Step Eight:  Start the coals for the grill.

Step Nine:  Grill the meat.

Step Ten:  Relax and celebrate your hard work with a cold beer, good food and good friends.

Saturday Fajitas (Fajitas para el sábado)

Skirt steak has become ridiculously overpriced during the last several years.  Beef, in general is sky-rocketing in price, due to the demand.  Skirt steak is a tough, albeit tasty, cut of beef.  It is comes from the diaphragm of cattle and therefore is muscular and tough.  A marinade that contains citrus will help tenderize and flavor the beef. 

Today, I am using a top round steak.  Top round is another a muscular cut of beef and is more lean than skirt steak but I like to use it as a substitute for skirt steak, when the price is right. 

Ingredients:

2 lbs top round steak

Juice of 1 lime

1 Tbs red chile powder (polvo de chile rojo)

2 tsp cumin powder (comino en povo)

1 cup salsa (tomato, onion, chiles, etc.)

1 yellow onion (cebolla amarilla)

1 red bell pepper (pimiento roja)

1 green bell pepper (pimeinto verde)

2 fresh jalapeños

2 cups freshly made guacamole a la Mexicana (ingredients below)

½ cup sour cream (crema fresca)

2 cups chopped lettuce (lechuga cortada)

1 cup chopped cilantro (cilantro cortada)

Soft corn or flour tortillas (tortillas suaves de maíz o harina)

Directions:

Apply lime juice to the beef.  Dust the beef with chile powder and cumin.  Slather salsa across both sides of the beef.  Cover and refrigerate until it’s time to grill.

Slice onions and peppers into rings.  Store in refrigerator.  Leave the jalapeños whole.  They will be grilled, later.

Prepare the guacamole:  The ingredients and the amounts of the ingredients should suit your personal taste.  I used 3 avocados, 1 chopped Roma tomato, ¼ cup chopped cilantro, 2 tablespoons chopped onion, ½ teaspoon garlic salt, ½ teaspoon oregano and the juice of ½ lemon.  Mix gently to combine.  Cover and refrigerate.

At this point you can clean and prepare the grill and set about to the yard work.  Before you head outside to prepare the grill, remove the beef from the refrigerator so that it can warm to room temperature.

After a cool shower and a sip of cold beer, start the coals for the grill.  Don’t be shy with the coals.  High heat is needed for medium rare beef!

As the coals heat, return to the kitchen and pan fry the onion and bell pepper rings in a skillet.  Add a tablespoon of oil to the skillet and then add the vegetables.  Stir for a few minutes, remove and keep warm.

Now, back to the grill.  Lay the strips of beef on the grill.  Find room for the jalapeños and lay them on the grill.  Turn the jalapeños frequently to produce a slight char on each side.  Turn the steaks after three minutes and grill for another two minutes. 

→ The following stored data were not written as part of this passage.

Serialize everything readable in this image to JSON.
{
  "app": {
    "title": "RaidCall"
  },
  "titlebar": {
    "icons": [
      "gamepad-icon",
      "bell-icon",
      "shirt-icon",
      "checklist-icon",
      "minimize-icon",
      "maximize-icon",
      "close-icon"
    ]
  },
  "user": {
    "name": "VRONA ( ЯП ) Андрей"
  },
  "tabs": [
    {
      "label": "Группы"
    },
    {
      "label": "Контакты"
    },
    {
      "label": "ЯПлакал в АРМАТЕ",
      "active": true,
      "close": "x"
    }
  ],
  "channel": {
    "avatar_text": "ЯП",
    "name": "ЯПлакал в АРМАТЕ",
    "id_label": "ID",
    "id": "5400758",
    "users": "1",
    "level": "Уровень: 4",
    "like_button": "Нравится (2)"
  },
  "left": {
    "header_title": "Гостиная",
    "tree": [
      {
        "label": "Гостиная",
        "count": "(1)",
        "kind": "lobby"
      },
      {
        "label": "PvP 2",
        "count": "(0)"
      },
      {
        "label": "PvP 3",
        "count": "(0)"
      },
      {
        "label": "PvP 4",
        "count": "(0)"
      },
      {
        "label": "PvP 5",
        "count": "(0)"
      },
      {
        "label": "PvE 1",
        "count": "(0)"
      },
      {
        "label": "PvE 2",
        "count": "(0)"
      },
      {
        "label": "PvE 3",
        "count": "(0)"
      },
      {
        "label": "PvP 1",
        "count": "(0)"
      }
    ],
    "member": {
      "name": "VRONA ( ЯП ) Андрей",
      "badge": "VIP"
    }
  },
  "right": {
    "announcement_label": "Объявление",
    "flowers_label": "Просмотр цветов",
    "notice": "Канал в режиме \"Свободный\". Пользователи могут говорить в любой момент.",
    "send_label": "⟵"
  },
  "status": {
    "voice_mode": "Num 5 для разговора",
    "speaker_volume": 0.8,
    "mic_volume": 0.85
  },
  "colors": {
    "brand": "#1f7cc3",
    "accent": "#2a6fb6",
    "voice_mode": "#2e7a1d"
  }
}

Remove everything from the grill and head back to the kitchen.

Set the jalapeños aside. 

Let the steaks rest for five minutes.  While the steaks rest, arrange the vegetables on a platter.  Add the lettuce, sour cream and grilled jalapeños to the platter. 

Cut the steak into ¼” slices and arrange the strips on the platter.

Serve with warm tortillas (and that second beer!)

Fill your days with hard work and reward yourself for a job well done. Cook your steaks with love but don’t cook your steaks well done!

Steak Ranchero Tacos with Fried Potatoes

Tacos de Carne Ranchero con Papas Fritas… Steak Ranchero Tacos with Fried Potatoes.

Well, here I go again with another Tex-Mex recipe.  I never knew just how often I go to Tex-Mex until I started a food blog.  Mexican cuisine is just so versatile that it’s hard to resist. 

Growing up in Texas meant that I was surrounded by Tex-Mex.  It was only natural that I gravitated to Tex-Mex when I started cooking.  Now that I live in Mississippi, I suppose I could refer to my Mexican dishes as Miss-Mex, but it just doesn’t sound as cool as Tex-Mex.

When I cook Mexican food I don’t aim to achieve “authenticity” in a recipe.  I have to laugh when I see Mexican restaurants that claim to serve “authentic Mexican food”.  I’m sure that those restaurants mean well but, if you want authentic Mexican cuisine, go to Mexico.

Consider everything that goes into a meal…the vegetables, the fruit, the meats, the spices.  They are a product of the sunlight, rain and soil of the region that they come from.  Anyone who has moved from one place to another usually recognizes a difference in the taste of the local water.  Every aspect of our natural world is unique to specific regions and even though those differences may seem subtle, they play a major part in authenticity. 

The point is, it doesn’t matter what you call it.  It just needs to be good.  Learn cooking methods from other cultures and apply them to what you want to make.  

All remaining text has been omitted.